In medicine, even positive predictive values of .99 may be inadequate for some tests and animal models do not even roughly approximate that. Therefore, animal models are not predictors of human response. Some animals do occasionally respond to stimuli as do humans. However, how are we to know prospectively which animal will mimic humans? Advocates who maintain animals are predictive confuse sensitivity with prediction. Animals as a group are extremely sensitive for carcinogenicity or other biological phenomena. Test one hundred different strains or species and one is very likely to react like humans. But the specificity is very low; likewise the positive and negative predictive values. (Even if science did decide to abandon the historically correct use of the word predict, every time an animal-model advocate said animal species × predicted human response Y, she would also have to admit that animal species A, B, C, D, E and so forth predicted incorrectly.
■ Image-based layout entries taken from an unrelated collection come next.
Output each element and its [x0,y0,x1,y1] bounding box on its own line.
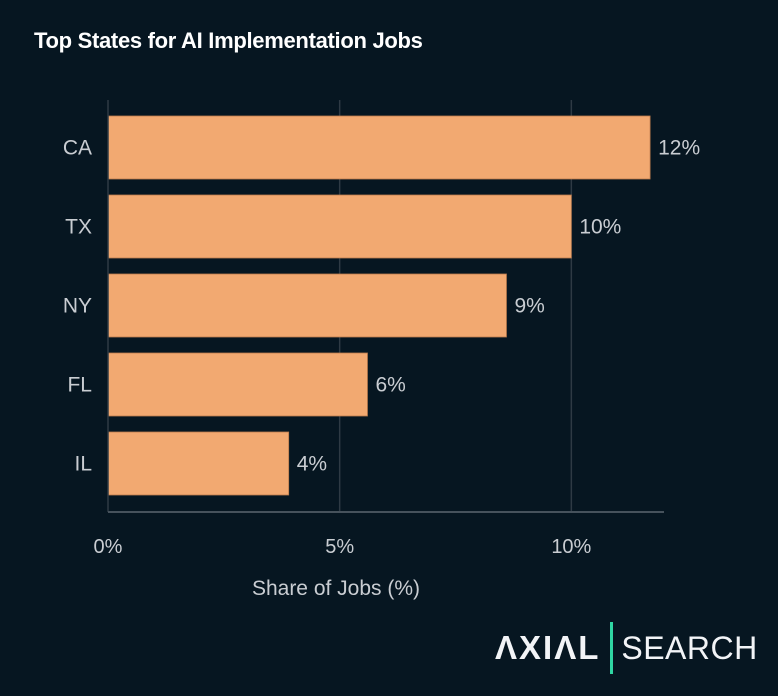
y-tick-label: IL [74,453,92,476]
bar-fl [107,352,368,417]
bar-ca [107,115,651,180]
y-tick-label: FL [67,374,92,397]
chart-title: Top States for AI Implementation Jobs [34,28,423,53]
y-tick-label: TX [65,216,92,239]
bar-tx [107,194,572,259]
bar-il [107,431,290,496]
data-label: 4% [297,453,327,476]
logo-divider [610,622,614,674]
x-axis-title: Share of Jobs (%) [252,577,420,600]
x-tick-label: 5% [325,536,354,558]
x-tick-label: 0% [94,536,123,558]
data-label: 10% [579,216,621,239]
logo-axial-text: ΛXIΛL [495,629,601,666]
bar-ny [107,273,507,338]
y-tick-label: CA [63,137,92,160]
data-label: 12% [658,137,700,160]
data-label: 9% [514,295,544,318]
axial-search-logo: ΛXIΛL SEARCH [495,622,758,674]
x-tick-label: 10% [551,536,591,558]
data-label: 6% [375,374,405,397]
y-tick-label: NY [63,295,92,318]
logo-search-text: SEARCH [621,629,758,666]
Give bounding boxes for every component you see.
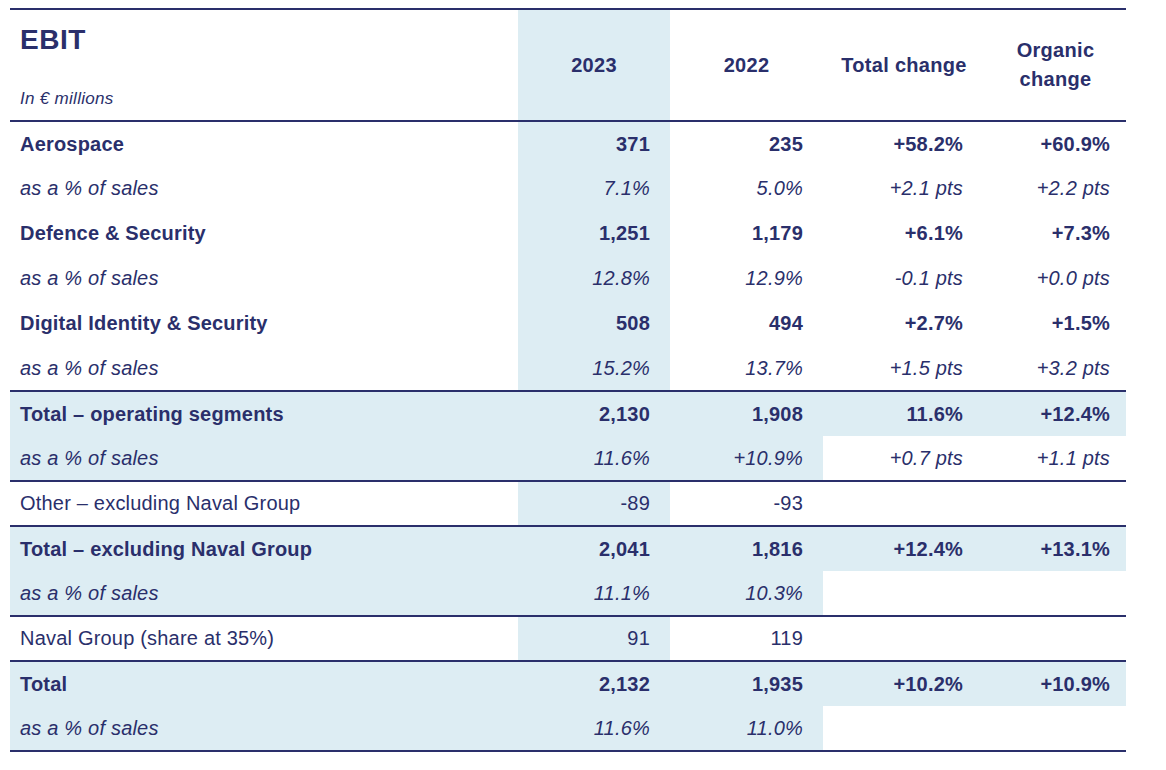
row-label: as a % of sales xyxy=(10,346,518,391)
value-organic-change: +60.9% xyxy=(985,121,1126,166)
value-2022: 1,179 xyxy=(670,211,823,256)
table-row-aerospace: Aerospace 371 235 +58.2% +60.9% xyxy=(10,121,1126,166)
page-title: EBIT xyxy=(20,26,86,54)
value-organic-change: +3.2 pts xyxy=(985,346,1126,391)
value-total-change xyxy=(823,616,985,661)
value-2023: 11.6% xyxy=(518,436,670,481)
value-2023: 12.8% xyxy=(518,256,670,301)
value-organic-change: +2.2 pts xyxy=(985,166,1126,211)
row-label: as a % of sales xyxy=(10,256,518,301)
row-label: Digital Identity & Security xyxy=(10,301,518,346)
title-cell: EBIT In € millions xyxy=(10,9,518,121)
value-organic-change: +13.1% xyxy=(985,526,1126,571)
value-2022: -93 xyxy=(670,481,823,526)
table-row-total-operating-pct-of-sales: as a % of sales 11.6% +10.9% +0.7 pts +1… xyxy=(10,436,1126,481)
table-row-aerospace-pct-of-sales: as a % of sales 7.1% 5.0% +2.1 pts +2.2 … xyxy=(10,166,1126,211)
column-header-2023: 2023 xyxy=(518,9,670,121)
value-2022: 13.7% xyxy=(670,346,823,391)
table-row-defence-security: Defence & Security 1,251 1,179 +6.1% +7.… xyxy=(10,211,1126,256)
table-row-total: Total 2,132 1,935 +10.2% +10.9% xyxy=(10,661,1126,706)
value-2023: -89 xyxy=(518,481,670,526)
value-2022: 235 xyxy=(670,121,823,166)
column-header-2022: 2022 xyxy=(670,9,823,121)
table-row-digital-identity-pct-of-sales: as a % of sales 15.2% 13.7% +1.5 pts +3.… xyxy=(10,346,1126,391)
value-2022: 119 xyxy=(670,616,823,661)
column-header-organic-change-label: Organic change xyxy=(985,36,1126,94)
table-row-digital-identity-security: Digital Identity & Security 508 494 +2.7… xyxy=(10,301,1126,346)
table-row-total-operating-segments: Total – operating segments 2,130 1,908 1… xyxy=(10,391,1126,436)
value-total-change: +6.1% xyxy=(823,211,985,256)
value-2022: +10.9% xyxy=(670,436,823,481)
value-2023: 15.2% xyxy=(518,346,670,391)
unit-note: In € millions xyxy=(20,90,114,107)
value-2023: 2,041 xyxy=(518,526,670,571)
row-label: Aerospace xyxy=(10,121,518,166)
value-total-change: 11.6% xyxy=(823,391,985,436)
value-2023: 11.1% xyxy=(518,571,670,616)
column-header-total-change: Total change xyxy=(823,9,985,121)
value-2022: 494 xyxy=(670,301,823,346)
value-2022: 5.0% xyxy=(670,166,823,211)
value-2023: 371 xyxy=(518,121,670,166)
value-organic-change: +10.9% xyxy=(985,661,1126,706)
value-organic-change: +1.1 pts xyxy=(985,436,1126,481)
value-2023: 508 xyxy=(518,301,670,346)
value-total-change xyxy=(823,481,985,526)
table-row-defence-security-pct-of-sales: as a % of sales 12.8% 12.9% -0.1 pts +0.… xyxy=(10,256,1126,301)
row-label: as a % of sales xyxy=(10,436,518,481)
value-organic-change xyxy=(985,571,1126,616)
value-organic-change: +1.5% xyxy=(985,301,1126,346)
value-total-change xyxy=(823,706,985,751)
row-label: as a % of sales xyxy=(10,706,518,751)
value-2023: 2,132 xyxy=(518,661,670,706)
value-organic-change: +0.0 pts xyxy=(985,256,1126,301)
table-row-total-excluding-naval-group: Total – excluding Naval Group 2,041 1,81… xyxy=(10,526,1126,571)
row-label: Defence & Security xyxy=(10,211,518,256)
value-2023: 7.1% xyxy=(518,166,670,211)
row-label: Total – excluding Naval Group xyxy=(10,526,518,571)
value-total-change xyxy=(823,571,985,616)
row-label: Naval Group (share at 35%) xyxy=(10,616,518,661)
table-row-naval-group-share: Naval Group (share at 35%) 91 119 xyxy=(10,616,1126,661)
value-organic-change xyxy=(985,616,1126,661)
value-organic-change: +12.4% xyxy=(985,391,1126,436)
value-total-change: +2.1 pts xyxy=(823,166,985,211)
value-2022: 1,935 xyxy=(670,661,823,706)
table-row-total-pct-of-sales: as a % of sales 11.6% 11.0% xyxy=(10,706,1126,751)
value-total-change: +12.4% xyxy=(823,526,985,571)
table-row-other-excluding-naval-group: Other – excluding Naval Group -89 -93 xyxy=(10,481,1126,526)
value-2022: 1,908 xyxy=(670,391,823,436)
value-2022: 11.0% xyxy=(670,706,823,751)
value-total-change: +58.2% xyxy=(823,121,985,166)
value-organic-change: +7.3% xyxy=(985,211,1126,256)
row-label: Total xyxy=(10,661,518,706)
value-2023: 11.6% xyxy=(518,706,670,751)
value-2022: 1,816 xyxy=(670,526,823,571)
ebit-table: EBIT In € millions 2023 2022 Total chang… xyxy=(10,8,1126,752)
row-label: as a % of sales xyxy=(10,166,518,211)
value-2023: 1,251 xyxy=(518,211,670,256)
value-organic-change xyxy=(985,706,1126,751)
value-total-change: +2.7% xyxy=(823,301,985,346)
column-header-organic-change: Organic change xyxy=(985,9,1126,121)
table-row-total-excluding-naval-pct-of-sales: as a % of sales 11.1% 10.3% xyxy=(10,571,1126,616)
value-total-change: +0.7 pts xyxy=(823,436,985,481)
value-total-change: -0.1 pts xyxy=(823,256,985,301)
value-2023: 91 xyxy=(518,616,670,661)
value-2022: 10.3% xyxy=(670,571,823,616)
row-label: Total – operating segments xyxy=(10,391,518,436)
value-2023: 2,130 xyxy=(518,391,670,436)
table-header-row: EBIT In € millions 2023 2022 Total chang… xyxy=(10,9,1126,121)
row-label: as a % of sales xyxy=(10,571,518,616)
row-label: Other – excluding Naval Group xyxy=(10,481,518,526)
value-total-change: +10.2% xyxy=(823,661,985,706)
value-total-change: +1.5 pts xyxy=(823,346,985,391)
value-2022: 12.9% xyxy=(670,256,823,301)
value-organic-change xyxy=(985,481,1126,526)
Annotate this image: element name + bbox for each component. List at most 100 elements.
Thus justifying the use of animals because animal models per se to make our drug supply safer or predict facts about human disease would not be true.)
Some have suggested we should not criticize animal models unless we have better suggestions for research and testing . It is not incumbent upon us to postpone criticizing animal models as not being predictive until predictive models such as in silico, in vitro or in vivo are available. Nor is it incumbent upon us to invent such modalities. Astrology is not predictive for foretelling the future therefore we criticize such use even though we have no notion of how to go about inventing such a future-telling device.
Some have also suggested that animal models may someday be predictive and that we should so acknowledge. While this is true in the sense that anything is possible it seems very unlikely, as genetically modified organisms have been seen to suffer the same prediction problems we have addressed [16, 81, 82, 83, 84, 85, 86, 87] and, as mentioned different humans have very different responses to drugs and disease. Considering our current understanding of complex systems and evolution it would be surprising if one species could be used to predict outcomes in another at the fine-grained level where our study of disease and drug response is today and to the accuracy that society demands from medical science.
There are direct and indirect consequences to this misunderstanding of what prediction means. If we did not allow on the market any chemical or drug that causes cancer, or is teratogenic, or causes severe side effects in any species, then we would have no chemicals or drugs at all. Furthermore, there is a cost to keeping otherwise good chemicals off the market. We lose: treatments perhaps even cures; the income that could have been generated; and new knowledge that could have been gained from learning more about the chemical. These are not insignificant downsides. Since we now understand vis-à-vis personalized medicine that even humans differ in their response to drugs and disease and hence one human cannot predict what a drug will do to another human, it seems illogical to find models that are predictive using completely different species from humans. If we truly want predictive tests and research methods (and we do), it would seem logical to start looking intraspecies not interspecies.